My son is allergic to beans. We avoid all beans. Even green beans. The doctor was surprised by this, as green beans are the least allergenic of the bean family, but we even went through the exercise of an in-office food challenge just to prove to everyone he really had developed an allergy.
That was 14 years ago.
This particular relative has been at most Thanksgiving and Christmas dinners over those 14 years. She has brought countless problematic dishes. She has said things like "well, a little won't hurt" and "oh, I don't think it has anything he can't have!" My son has been told repeatedly that her dishes are completely off limits for him, no matter what she says.
Nothing says Thanksgiving like vegetable tofu lasagna! |
But here's the kicker: the emails goes on to talk about HER dietary restrictions! You see, she's found the God of Dietary Control over the last few years. She no longer eats animal products. She no longer eats carbs. SO...you guessed it...this email was not really about accommodating my son. This was a not-so-subtle hint about ME accommodating HER.
Which I will.
I always do. I have a sister with diabetes who has to count all carbs and watch all refined flour, rice and sugar. I have a brother who doesn't eat carbs at all. I have people who won't eat fish, lamb, mushrooms, mint. I accommodate them all. In many cases, I am only paying back their own care and kindness to my son.
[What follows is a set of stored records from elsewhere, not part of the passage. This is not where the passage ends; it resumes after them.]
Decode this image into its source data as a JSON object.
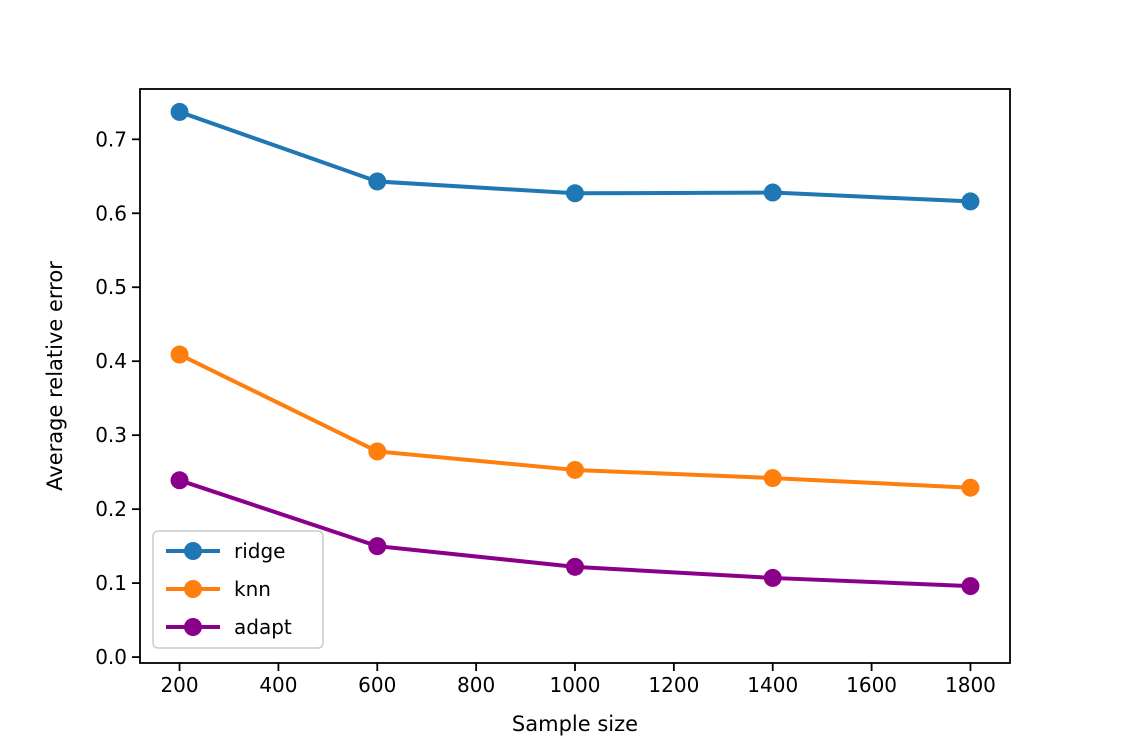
{
  "chart_data": {
    "type": "line",
    "title": "",
    "xlabel": "Sample size",
    "ylabel": "Average relative error",
    "x": [
      200,
      600,
      1000,
      1400,
      1800
    ],
    "series": [
      {
        "name": "ridge",
        "color": "#1f77b4",
        "values": [
          0.737,
          0.643,
          0.627,
          0.628,
          0.616
        ]
      },
      {
        "name": "knn",
        "color": "#ff7f0e",
        "values": [
          0.409,
          0.278,
          0.253,
          0.242,
          0.229
        ]
      },
      {
        "name": "adapt",
        "color": "#8b008b",
        "values": [
          0.239,
          0.15,
          0.122,
          0.107,
          0.096
        ]
      }
    ],
    "xticks": [
      200,
      400,
      600,
      800,
      1000,
      1200,
      1400,
      1600,
      1800
    ],
    "yticks": [
      0.0,
      0.1,
      0.2,
      0.3,
      0.4,
      0.5,
      0.6,
      0.7
    ],
    "xlim": [
      120,
      1880
    ],
    "ylim": [
      -0.008,
      0.768
    ],
    "grid": false,
    "legend_position": "lower left",
    "marker": "o",
    "axis_color": "#000000",
    "legend_border_color": "#cccccc",
    "background_color": "#ffffff"
  }
}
In this situation, I am clearly not paying back, since she's been so gleefully unaccommodating over the years. So...I will grit my teeth a little and pay it forward, in the hopes that some day, there will be a person out there like me who will accommodate my son even when it's annoying and difficult and she really has a million other things to do than make a vegetable, carb-free tofu lasagna.
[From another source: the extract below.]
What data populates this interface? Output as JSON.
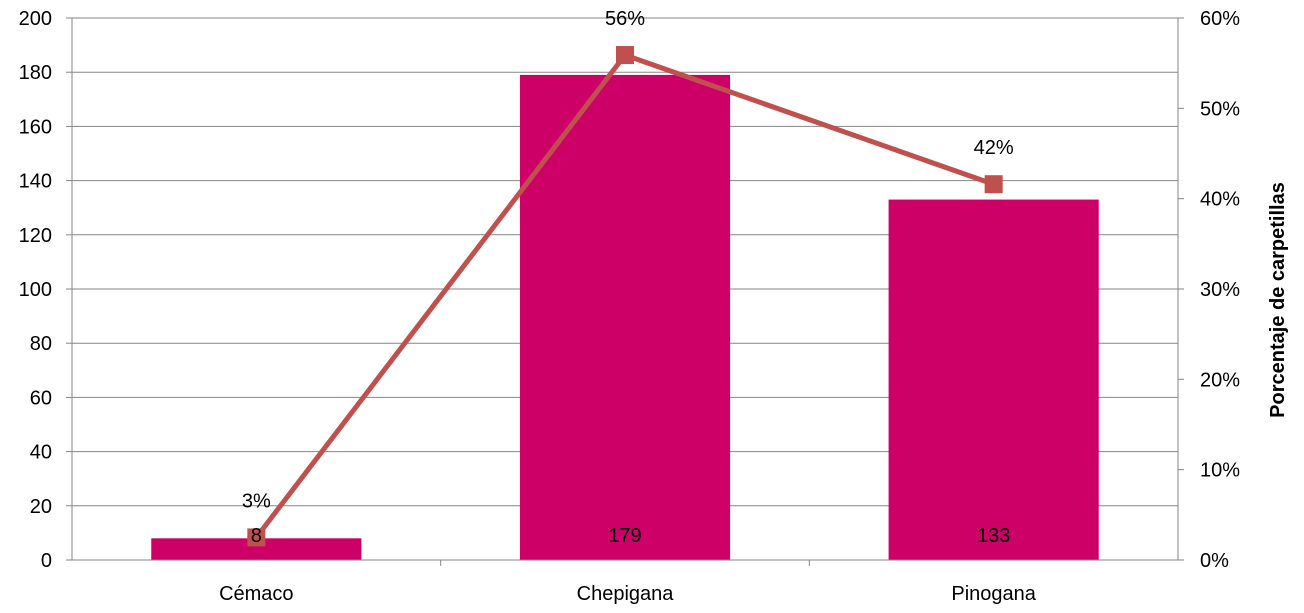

Earlier this year at a wedding shower, another sister-in-law (I have a BIG family) who has never attempted to accommodate my son announced how proud she was that people complemented her on her wonderful Christmas cookies. She went on to say "So-and-So even said they were better than your mother's cookies!" I gently reminded her that Grandma's cookies did not contain real milk and butter, and haven't in the 18 years my son has had a milk allergy. It wasn't much of a contest.
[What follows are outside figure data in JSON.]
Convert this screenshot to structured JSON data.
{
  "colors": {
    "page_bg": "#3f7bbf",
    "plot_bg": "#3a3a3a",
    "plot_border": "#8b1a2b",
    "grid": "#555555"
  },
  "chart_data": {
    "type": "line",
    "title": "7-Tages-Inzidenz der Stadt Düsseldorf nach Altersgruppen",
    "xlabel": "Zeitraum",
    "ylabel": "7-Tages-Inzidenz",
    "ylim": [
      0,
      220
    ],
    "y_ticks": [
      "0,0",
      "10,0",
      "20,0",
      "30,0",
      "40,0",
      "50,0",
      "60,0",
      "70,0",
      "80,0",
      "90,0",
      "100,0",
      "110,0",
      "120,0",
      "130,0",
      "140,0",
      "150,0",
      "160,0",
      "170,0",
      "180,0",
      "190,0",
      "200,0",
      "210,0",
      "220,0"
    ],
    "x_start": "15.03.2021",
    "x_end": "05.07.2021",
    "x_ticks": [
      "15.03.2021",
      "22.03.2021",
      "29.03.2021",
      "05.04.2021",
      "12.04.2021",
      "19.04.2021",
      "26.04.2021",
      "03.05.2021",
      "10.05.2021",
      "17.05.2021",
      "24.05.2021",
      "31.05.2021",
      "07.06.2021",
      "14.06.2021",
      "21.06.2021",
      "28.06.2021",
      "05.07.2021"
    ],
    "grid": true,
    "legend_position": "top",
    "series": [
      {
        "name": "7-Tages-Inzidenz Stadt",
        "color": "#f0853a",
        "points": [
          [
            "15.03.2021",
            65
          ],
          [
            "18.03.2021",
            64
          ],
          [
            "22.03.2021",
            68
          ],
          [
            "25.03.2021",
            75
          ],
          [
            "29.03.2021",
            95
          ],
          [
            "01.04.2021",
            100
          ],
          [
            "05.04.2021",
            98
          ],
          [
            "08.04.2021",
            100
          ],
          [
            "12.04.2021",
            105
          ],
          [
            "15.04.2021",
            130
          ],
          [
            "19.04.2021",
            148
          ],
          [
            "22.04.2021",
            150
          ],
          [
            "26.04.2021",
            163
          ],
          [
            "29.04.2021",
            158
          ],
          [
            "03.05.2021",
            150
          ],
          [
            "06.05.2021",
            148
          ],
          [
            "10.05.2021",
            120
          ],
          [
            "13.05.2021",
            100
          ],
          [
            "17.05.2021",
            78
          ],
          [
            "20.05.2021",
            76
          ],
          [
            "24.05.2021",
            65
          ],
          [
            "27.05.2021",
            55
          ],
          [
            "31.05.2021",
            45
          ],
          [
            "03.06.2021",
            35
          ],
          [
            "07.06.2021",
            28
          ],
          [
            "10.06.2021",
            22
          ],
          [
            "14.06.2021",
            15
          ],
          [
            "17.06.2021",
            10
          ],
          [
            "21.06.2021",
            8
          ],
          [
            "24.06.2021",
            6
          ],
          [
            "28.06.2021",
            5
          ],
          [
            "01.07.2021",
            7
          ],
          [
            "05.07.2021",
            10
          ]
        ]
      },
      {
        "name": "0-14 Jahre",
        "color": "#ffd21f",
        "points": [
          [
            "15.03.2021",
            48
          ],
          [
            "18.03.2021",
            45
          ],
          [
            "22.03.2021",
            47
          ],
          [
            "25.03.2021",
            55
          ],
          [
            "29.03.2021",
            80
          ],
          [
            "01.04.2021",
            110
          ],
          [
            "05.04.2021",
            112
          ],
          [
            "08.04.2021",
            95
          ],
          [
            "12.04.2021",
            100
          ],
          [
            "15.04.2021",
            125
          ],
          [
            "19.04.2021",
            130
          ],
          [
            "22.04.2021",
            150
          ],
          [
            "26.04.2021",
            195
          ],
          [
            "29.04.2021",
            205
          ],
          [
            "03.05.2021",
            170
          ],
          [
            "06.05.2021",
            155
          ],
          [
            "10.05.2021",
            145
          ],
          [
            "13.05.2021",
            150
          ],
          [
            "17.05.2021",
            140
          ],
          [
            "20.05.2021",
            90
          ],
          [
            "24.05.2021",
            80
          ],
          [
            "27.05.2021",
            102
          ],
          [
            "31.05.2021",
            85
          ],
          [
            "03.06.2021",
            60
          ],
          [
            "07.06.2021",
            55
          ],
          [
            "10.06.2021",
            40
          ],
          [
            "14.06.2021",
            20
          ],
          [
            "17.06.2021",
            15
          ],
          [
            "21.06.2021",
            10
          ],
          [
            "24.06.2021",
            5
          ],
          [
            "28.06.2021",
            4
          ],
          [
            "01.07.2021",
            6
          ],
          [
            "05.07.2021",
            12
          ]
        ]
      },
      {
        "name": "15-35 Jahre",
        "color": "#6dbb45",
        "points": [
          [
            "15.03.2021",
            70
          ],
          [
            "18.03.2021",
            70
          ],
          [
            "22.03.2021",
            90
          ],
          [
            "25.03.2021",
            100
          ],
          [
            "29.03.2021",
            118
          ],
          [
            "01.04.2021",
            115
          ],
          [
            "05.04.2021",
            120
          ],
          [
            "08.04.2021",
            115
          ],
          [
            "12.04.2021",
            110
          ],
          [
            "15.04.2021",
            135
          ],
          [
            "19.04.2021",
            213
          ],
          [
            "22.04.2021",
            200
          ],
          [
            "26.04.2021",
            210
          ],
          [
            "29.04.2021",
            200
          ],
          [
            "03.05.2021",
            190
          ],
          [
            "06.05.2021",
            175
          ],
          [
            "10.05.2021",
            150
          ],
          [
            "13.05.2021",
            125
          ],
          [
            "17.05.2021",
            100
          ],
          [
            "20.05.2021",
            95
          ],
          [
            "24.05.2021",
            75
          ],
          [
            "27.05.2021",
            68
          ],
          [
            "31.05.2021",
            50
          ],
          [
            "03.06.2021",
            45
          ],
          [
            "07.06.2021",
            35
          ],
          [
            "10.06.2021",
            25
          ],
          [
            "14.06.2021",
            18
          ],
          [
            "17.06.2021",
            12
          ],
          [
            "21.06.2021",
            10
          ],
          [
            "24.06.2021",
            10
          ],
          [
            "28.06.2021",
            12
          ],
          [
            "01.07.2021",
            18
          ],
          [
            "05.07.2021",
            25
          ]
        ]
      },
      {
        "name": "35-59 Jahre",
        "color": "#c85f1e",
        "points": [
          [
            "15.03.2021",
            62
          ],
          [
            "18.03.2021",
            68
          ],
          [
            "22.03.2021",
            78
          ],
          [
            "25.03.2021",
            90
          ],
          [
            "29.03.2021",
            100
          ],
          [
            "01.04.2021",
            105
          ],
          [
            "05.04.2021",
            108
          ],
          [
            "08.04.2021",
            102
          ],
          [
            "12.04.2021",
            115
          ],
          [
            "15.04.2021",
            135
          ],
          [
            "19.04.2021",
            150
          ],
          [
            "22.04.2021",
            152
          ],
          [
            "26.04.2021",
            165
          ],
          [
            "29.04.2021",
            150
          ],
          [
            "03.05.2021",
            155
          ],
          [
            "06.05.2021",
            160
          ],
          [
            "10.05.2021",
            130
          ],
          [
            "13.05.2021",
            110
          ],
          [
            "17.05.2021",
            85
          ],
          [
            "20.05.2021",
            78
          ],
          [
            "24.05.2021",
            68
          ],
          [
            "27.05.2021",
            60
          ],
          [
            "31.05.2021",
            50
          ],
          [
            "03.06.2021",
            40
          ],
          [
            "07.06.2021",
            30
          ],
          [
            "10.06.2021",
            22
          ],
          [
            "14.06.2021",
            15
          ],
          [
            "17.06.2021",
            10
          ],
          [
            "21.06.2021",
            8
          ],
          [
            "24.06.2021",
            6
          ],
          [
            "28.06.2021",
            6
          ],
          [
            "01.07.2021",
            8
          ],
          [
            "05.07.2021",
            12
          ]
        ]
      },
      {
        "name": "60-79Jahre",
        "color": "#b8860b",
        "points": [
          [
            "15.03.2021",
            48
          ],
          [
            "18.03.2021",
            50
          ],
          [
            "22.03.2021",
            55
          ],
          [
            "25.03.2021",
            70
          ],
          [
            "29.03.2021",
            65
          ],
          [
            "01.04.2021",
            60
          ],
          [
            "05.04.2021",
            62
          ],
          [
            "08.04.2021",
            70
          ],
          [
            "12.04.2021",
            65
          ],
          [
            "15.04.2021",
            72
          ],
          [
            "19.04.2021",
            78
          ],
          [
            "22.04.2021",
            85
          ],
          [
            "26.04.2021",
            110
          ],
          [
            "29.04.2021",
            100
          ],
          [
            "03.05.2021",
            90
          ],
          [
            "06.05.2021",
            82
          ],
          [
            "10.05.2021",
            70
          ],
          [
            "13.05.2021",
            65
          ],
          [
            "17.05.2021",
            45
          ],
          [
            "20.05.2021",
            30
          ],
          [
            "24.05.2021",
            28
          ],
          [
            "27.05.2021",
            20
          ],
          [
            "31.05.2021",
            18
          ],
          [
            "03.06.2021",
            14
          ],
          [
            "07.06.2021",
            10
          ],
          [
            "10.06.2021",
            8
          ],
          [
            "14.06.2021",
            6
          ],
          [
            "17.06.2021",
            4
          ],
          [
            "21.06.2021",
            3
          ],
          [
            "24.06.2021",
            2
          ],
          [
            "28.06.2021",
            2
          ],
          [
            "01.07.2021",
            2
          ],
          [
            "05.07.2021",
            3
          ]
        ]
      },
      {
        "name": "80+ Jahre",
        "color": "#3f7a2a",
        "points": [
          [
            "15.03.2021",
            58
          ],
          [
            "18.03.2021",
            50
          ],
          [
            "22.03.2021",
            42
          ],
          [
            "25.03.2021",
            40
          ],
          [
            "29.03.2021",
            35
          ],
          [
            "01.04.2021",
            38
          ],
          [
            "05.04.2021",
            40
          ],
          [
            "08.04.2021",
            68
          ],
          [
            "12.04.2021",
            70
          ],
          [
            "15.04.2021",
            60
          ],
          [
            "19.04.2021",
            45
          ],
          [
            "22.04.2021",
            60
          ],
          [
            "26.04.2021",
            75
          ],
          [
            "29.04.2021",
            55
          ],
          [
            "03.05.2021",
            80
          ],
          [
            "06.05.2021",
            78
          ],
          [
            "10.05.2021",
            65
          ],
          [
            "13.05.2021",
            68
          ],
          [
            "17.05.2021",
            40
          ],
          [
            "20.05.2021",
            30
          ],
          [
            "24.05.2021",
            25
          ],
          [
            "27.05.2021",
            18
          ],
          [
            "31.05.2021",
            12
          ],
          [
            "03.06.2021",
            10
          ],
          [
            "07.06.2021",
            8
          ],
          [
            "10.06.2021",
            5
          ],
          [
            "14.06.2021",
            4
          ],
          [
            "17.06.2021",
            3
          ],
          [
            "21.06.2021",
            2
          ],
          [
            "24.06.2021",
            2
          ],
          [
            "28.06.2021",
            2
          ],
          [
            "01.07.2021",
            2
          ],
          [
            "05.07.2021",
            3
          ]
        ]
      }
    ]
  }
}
I never want these people to feel how awful it is to stare at a table full of food and to know you can only eat the one thing you brought yourself. To know it's your life and even some of your relatives don't love you enough to ask how to help you, how to include you.
Can I mention the wine when we all say what we are grateful for? |
I am trying to be grateful that I have learned the hard lesson that not everyone is always kind, and we shouldn't base our own life choices on what others do or don't do.
But can you really blame me if I just have a tiny thought about spreading lard through those tofu lasagna layers?
But can you really blame me if I just have a tiny thought about spreading lard through those tofu lasagna layers?